While few things in life are ever complete, this does fall into the category of complete BS. Taken to its logical extreme, this argument would have you believe that a single-character password is most secure. I suggest the letter d, is most secure; it stands for dillweed.
Further, even if this were true (which it most certainly is NOT), AmEx would purportedly attempt to protect against software that was somehow installed on my computer at the expense of protection from good ‘ol fashioned brute-force, which they’ve made FAR easier by restricting the max length AND characters used. BTW, if I ended up with someone’s keystroke logging software on my keyboard, I’m pretty much screwed if my password is 1 character or 101 characters, doesn’t matter.
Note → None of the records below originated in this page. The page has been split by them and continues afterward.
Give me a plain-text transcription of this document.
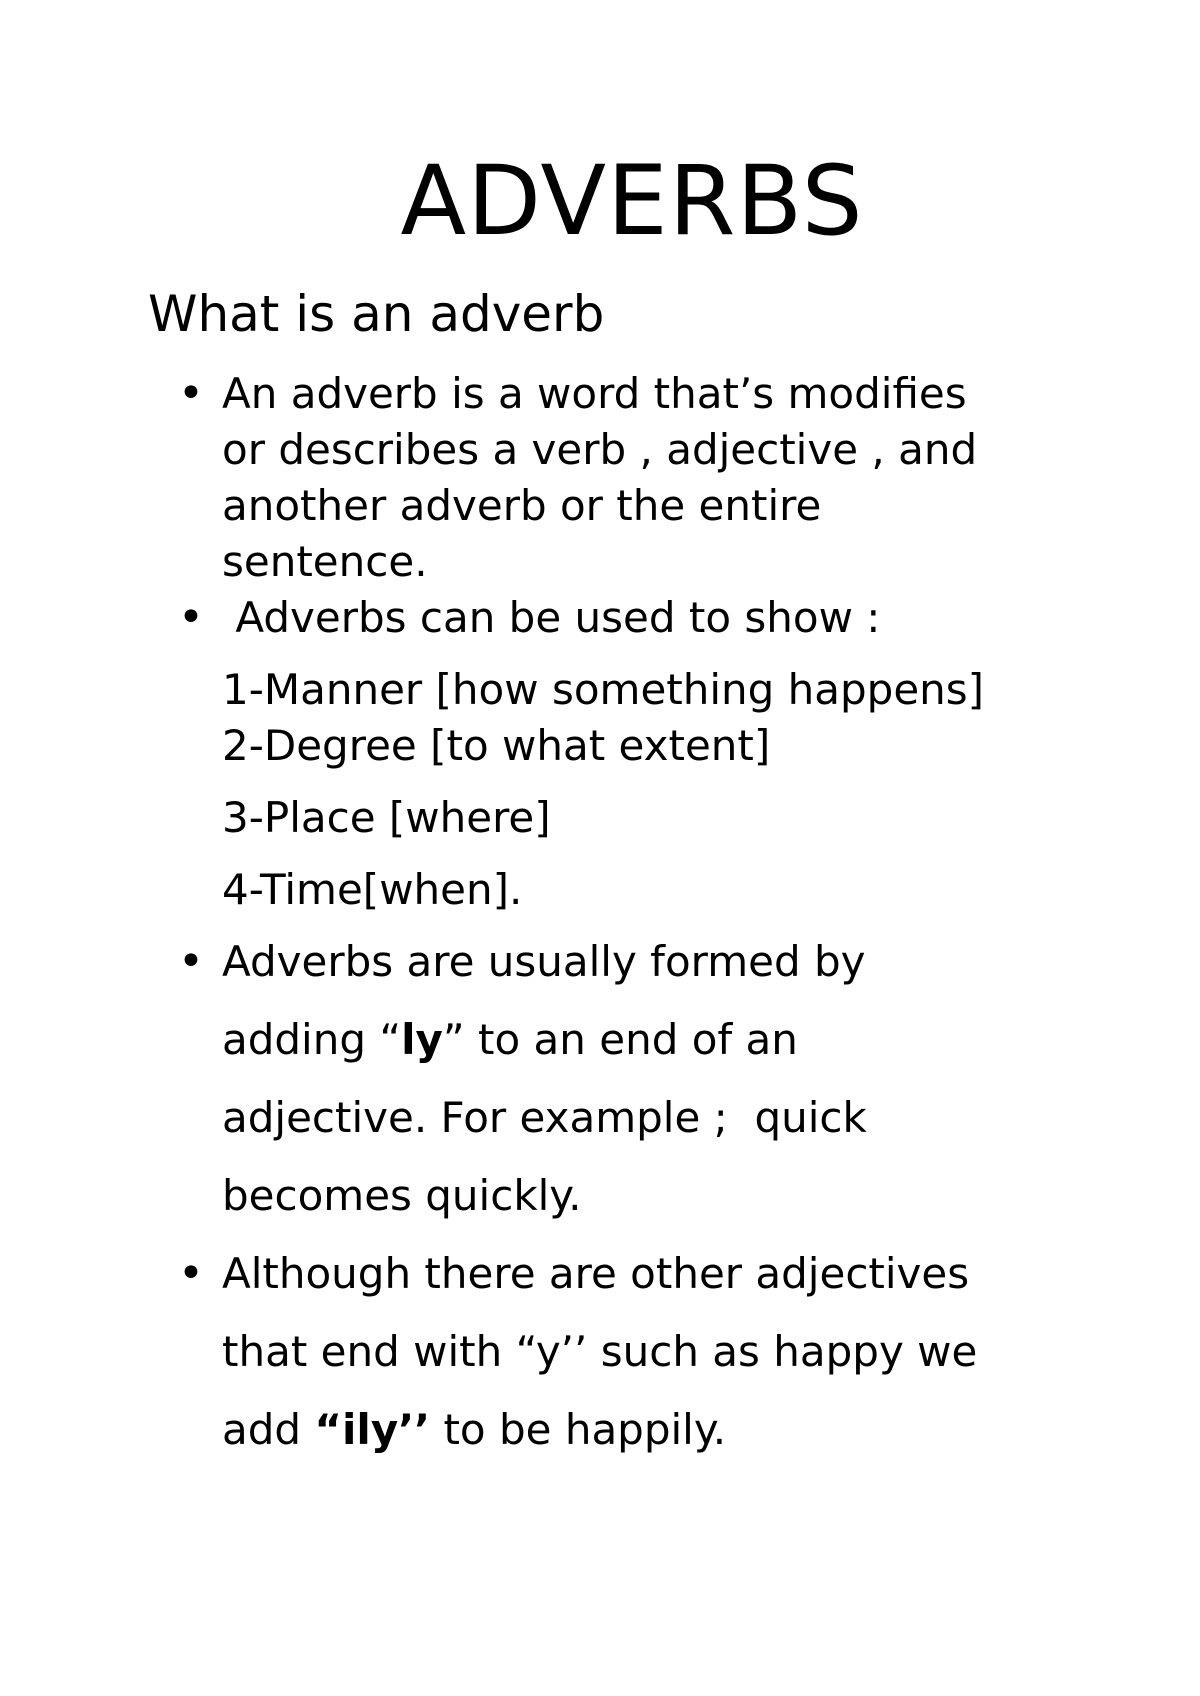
ADVERBS
What is an adverb
• An adverb is a word that’s modifies
or describes a verb , adjective , and
another adverb or the entire
sentence.
• Adverbs can be used to show :
1-Manner [how something happens]
2-Degree [to what extent]
3-Place [where]
4-Time[when].
• Adverbs are usually formed by
adding “ly” to an end of an
adjective. For example ;  quick
becomes quickly.
• Although there are other adjectives
that end with “y’’ such as happy we
add “ily’’ to be happily.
Regardless, I refuse to believe that the technologists at AmEx are so mind-numbingly incompetent as to render this explanation accurate. This is clearly a case of email support incompetence. The 8 character-max password is also the result of incompetence, but is unrelated to the BS spewed by that particular support rep.
I’m passionate about this particular issue because I too am a customer of AmEx. I’ll followup here later with my own experience asking this same question.
(via iamdanw)
The reasons given don’t sound quite right. If there’s really anything to this, I’d love if an expert in the matter could enlighten me with the details.
Translation: This sounds like bullshit, but if I’m wrong, I don’t want to appear too ignorant.